The Explorer has 2 volume knobs (one for each pickup) and a “master” tone knob, which affects both pickups. The pot on the left is the neck volume, the middle one is the bridge volume, and the right one is the tone control. The tone control is another pot, but instead of a bleed resistor, it acts as a simple low-pass filter with a variable resistor and a capacitor. The capacitor sits across one of the resistor terminals and ground – it’s that round, orange thing soldered on the right pot.

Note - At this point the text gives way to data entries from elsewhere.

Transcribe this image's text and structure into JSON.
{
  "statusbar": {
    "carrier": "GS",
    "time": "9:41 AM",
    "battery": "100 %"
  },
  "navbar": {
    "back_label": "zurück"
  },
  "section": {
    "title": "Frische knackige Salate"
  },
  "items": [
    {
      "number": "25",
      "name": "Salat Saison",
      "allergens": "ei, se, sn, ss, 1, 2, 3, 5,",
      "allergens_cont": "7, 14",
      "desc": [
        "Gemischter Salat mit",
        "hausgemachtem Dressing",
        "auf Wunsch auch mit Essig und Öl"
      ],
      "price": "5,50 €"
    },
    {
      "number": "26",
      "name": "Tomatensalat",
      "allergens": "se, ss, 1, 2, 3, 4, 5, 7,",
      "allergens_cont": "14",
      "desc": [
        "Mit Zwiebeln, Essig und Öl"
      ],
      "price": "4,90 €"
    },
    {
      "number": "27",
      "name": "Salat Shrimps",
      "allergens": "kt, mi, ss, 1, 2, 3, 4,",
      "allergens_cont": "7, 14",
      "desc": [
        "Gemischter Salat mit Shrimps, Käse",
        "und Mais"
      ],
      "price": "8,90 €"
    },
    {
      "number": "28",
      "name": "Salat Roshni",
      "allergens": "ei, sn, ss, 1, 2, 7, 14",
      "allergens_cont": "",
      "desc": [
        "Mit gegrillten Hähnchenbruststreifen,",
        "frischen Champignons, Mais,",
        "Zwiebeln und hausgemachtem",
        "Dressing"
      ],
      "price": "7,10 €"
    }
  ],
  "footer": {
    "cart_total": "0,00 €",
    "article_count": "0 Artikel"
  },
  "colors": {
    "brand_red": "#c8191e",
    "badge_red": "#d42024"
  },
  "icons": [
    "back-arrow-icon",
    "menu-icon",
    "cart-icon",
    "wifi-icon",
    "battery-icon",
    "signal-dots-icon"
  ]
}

Here’s a closeup of the left side:

Left control (neck volume)

The Explorer control placement is a little confusing in terms of the signal path. The pickup signal comes down through the braided wire through the volume pot, then gets routed back up to the toggle switch, and if the switch is in the right position for that pickup, the signal comes back down from the toggle switch, through the tone filter and finally out the output jack. One other interesting thing in this picture is the “string ground” wire. Near the top-right of the picture, you can see a silver wire that goes up into a little hole. This wire is tied to the ground of the controls (which are ultimately grounded by the amp, via the guitar cable), and apparently is connected somehow to the screws that hold the bridge piece. The bridge piece connects to the strings, which effectively grounds the entire guitar, strings and all. I read that if the strings are not grounded like this, there is a potential electric shock hazard. EMGs are internally grounded, so the EMG instructions say that you shouldn’t connect this ground wire when you replace the controls. To be honest, I don’t completely understand this, but oh well… I ended up just taping the wire up to the inside of the cavity with electrical tape when I took out the controls.

Here are some blurry closeups of the middle and right controls:

Middle control (bridge volume)

Here’s the tone control:

Right control (tone)

The black cable near the bottom connects down to the output jack.

That’s definitely enough for one post, thanks for reading!